The Employment Appeals Tribunal (EAT) held that, in certain circumstance, holiday pay must be calculated on the basis of not just basic pay, but overtime as well. It judged that overtime, can be “intrinsically linked” to the performance of tasks under a worker’s contract and, if so, will therefore form part of their “normal remuneration”.

This judgement is clarification of the the law as it already stands, it is not new law. It follows that if an employer has continuously failed correctly to calculate holiday pay then it may be liable for backdated payments for a period of up to 2 years relating to the series of miscalculations.

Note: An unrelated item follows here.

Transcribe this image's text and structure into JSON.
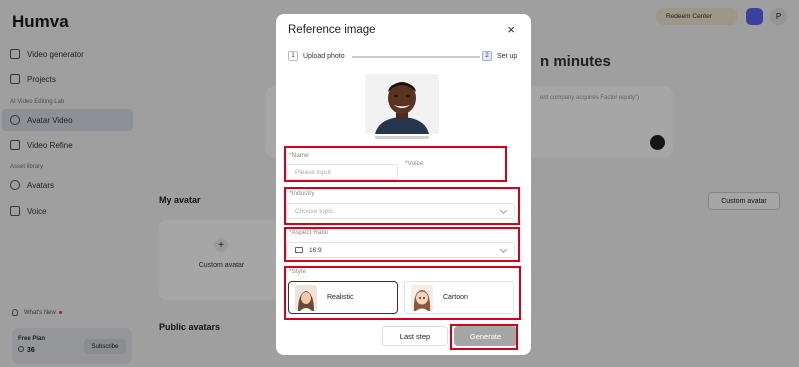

Where there has been a series of deductions arising from the employer’s failure to calculate holiday pay correctly, workers may bring claims for all incorrect deductions in that series. However, a series will be broken if there is a gap of more than three months between deductions, and any claim for holiday pay wrongly calculated deducted prior to the 3 month gap will be out of time.

It is important to note that the ruling relates only to the 20 holiday days under the Working Time Directive, not the 8 additional days granted by the Working Time Regulations or to any other additional holiday granted under the individual’s contract. This is a significant because it makes it less likely that a series of deductions will span a period of time greater than a single holiday year.

Additionally, workers may only bring claims in the employment tribunal within 3 months of the last deduction in a series. The termination of employment will unequivocally be a break in the series, so former employees whose employment terminated more than three months ago and who have not taken steps to bring claims will be out of time.

In addition to facing having to pay arrears of holiday pay to the workers concerned, employers will also have to budget for the NICs that will be chargeable.